The GreenLight XPS Laser Therapy System--Courtesy of Boston Scientific

The NICE guidance was based on data including a 291-patient, 9-country European study comparing the system to transurethral resection of the prostate (TURP). The study found that the GreenLight XPS approach resulted in fewer initial serious post-procedure complications with lower hospital readmissions and outcomes as effective as the current standard surgical treatment, the company said.

The guidance recommends the treatment specifically for men who aren't at high risk of complications--those who don't have an increased risk of bleeding, whose prostates are smaller than 100 ml, and who don't have urinary retention. The agency estimated that about 13,600 men annually could benefit from NHS treatment with the device.
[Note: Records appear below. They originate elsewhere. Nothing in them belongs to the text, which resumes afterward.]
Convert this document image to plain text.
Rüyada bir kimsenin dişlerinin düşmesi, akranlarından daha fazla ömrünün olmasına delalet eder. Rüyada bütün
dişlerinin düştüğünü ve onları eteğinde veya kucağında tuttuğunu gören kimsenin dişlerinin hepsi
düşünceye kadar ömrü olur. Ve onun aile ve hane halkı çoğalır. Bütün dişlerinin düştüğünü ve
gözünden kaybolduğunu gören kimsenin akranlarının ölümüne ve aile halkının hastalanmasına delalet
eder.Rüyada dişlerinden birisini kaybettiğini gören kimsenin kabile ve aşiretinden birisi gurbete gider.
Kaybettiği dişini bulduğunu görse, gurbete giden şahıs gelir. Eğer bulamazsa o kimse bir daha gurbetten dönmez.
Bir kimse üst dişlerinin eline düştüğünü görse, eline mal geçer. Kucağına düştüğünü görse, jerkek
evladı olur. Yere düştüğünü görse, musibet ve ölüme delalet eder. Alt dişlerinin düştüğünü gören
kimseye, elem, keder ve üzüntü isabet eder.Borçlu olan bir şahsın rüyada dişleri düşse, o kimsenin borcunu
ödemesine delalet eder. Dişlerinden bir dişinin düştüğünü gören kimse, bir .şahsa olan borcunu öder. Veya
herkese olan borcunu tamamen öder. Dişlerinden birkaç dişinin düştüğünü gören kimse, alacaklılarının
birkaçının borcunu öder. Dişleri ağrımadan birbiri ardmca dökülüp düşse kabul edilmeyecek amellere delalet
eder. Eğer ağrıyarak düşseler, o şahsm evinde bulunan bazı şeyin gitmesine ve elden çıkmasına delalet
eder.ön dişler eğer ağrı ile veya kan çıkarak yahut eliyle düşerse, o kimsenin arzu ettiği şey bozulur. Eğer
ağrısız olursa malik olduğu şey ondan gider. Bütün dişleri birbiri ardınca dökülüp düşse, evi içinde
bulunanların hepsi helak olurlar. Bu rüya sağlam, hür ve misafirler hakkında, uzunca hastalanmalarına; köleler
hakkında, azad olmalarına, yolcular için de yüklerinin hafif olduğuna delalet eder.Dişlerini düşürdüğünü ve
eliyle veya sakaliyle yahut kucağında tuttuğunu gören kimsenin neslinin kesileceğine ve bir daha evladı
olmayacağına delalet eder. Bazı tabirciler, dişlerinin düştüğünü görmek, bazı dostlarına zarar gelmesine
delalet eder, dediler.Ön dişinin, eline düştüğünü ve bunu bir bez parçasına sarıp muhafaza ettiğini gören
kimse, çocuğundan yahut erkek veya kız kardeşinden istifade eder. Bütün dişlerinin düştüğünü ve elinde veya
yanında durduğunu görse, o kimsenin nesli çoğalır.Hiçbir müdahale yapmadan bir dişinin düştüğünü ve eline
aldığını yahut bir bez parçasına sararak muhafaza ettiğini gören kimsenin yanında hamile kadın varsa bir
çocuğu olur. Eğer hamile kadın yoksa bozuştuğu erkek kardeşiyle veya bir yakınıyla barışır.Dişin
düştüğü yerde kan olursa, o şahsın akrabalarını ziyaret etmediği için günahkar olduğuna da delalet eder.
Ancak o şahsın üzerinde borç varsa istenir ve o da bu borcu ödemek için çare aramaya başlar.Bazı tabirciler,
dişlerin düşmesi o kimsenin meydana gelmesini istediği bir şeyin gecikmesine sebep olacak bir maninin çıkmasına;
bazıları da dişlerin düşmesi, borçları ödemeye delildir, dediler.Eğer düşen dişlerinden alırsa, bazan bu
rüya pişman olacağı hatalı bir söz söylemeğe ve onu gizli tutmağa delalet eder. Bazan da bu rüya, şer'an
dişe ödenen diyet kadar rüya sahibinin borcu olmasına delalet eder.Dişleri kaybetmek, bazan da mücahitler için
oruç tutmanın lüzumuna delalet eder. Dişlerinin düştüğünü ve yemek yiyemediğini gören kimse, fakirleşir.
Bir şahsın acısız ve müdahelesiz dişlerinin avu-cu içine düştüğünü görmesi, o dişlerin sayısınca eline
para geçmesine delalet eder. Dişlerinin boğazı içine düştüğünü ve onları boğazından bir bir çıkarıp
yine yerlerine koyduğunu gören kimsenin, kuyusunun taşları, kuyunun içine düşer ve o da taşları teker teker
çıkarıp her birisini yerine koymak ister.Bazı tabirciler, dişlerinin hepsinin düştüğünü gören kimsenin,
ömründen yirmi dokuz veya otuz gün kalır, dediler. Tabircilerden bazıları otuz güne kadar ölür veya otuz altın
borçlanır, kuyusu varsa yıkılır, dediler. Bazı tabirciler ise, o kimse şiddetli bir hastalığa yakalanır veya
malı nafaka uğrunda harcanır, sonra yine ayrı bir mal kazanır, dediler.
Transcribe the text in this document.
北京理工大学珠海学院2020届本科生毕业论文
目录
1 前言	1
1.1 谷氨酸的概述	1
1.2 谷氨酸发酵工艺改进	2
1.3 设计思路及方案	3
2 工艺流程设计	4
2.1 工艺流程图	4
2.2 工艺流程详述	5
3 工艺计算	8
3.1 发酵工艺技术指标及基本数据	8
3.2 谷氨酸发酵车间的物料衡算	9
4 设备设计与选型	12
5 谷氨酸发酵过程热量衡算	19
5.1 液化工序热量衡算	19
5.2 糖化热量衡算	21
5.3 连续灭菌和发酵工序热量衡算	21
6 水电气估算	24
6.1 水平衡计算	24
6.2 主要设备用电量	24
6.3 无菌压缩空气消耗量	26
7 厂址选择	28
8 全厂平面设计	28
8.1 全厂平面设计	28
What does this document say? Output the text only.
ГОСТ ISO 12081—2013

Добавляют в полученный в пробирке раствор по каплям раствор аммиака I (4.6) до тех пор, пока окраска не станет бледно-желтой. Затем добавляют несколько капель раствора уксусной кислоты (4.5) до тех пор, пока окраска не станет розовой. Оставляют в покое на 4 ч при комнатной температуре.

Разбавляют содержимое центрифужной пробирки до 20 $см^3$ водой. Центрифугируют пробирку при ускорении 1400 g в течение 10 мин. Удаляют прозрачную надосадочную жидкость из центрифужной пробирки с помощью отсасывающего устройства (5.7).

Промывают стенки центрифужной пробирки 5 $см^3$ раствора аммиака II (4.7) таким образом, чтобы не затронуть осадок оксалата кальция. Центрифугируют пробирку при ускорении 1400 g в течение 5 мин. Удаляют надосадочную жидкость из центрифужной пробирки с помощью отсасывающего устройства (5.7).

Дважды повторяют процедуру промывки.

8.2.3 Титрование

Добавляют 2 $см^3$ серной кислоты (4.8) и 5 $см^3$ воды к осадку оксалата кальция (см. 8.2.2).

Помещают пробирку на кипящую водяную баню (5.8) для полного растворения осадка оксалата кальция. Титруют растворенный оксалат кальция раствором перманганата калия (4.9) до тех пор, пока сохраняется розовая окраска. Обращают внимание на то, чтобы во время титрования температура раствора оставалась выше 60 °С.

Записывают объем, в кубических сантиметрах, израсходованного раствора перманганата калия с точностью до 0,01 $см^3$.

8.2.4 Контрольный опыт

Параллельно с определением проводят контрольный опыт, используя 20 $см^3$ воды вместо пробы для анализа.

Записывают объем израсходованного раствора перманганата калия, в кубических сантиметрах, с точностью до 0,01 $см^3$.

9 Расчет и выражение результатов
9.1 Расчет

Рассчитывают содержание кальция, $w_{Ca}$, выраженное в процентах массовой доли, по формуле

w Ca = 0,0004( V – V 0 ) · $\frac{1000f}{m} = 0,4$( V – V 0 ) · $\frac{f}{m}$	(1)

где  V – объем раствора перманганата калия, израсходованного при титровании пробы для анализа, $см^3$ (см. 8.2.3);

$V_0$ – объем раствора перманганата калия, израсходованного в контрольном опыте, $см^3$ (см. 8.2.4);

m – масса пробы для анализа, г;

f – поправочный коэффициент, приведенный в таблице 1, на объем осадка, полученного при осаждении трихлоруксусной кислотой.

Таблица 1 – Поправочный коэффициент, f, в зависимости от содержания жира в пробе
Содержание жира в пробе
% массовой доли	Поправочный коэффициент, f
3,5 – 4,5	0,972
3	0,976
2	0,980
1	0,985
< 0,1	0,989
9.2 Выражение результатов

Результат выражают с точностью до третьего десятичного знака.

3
"Whilst benign enlarged prostates may not be life threatening, the condition can impact on men's lives significantly. A procedure to reduce the amount of excess prostate tissue can improve the quality of life for men," said the director of the NICE Centre for Health Technology Evaluation Carole Longson.

"Using the GreenLight XPS is more convenient for patients than other surgical procedures as they don't need to stay in the hospital overnight and they can return to normal activity faster. We recommend that specialists collaborate to collect and publish data if GreenLight XPS is used in treating enlarged prostates in men classed as high risk," she concluded. "This will help improve the evidence base and could enable future recommendations on its use in these patients."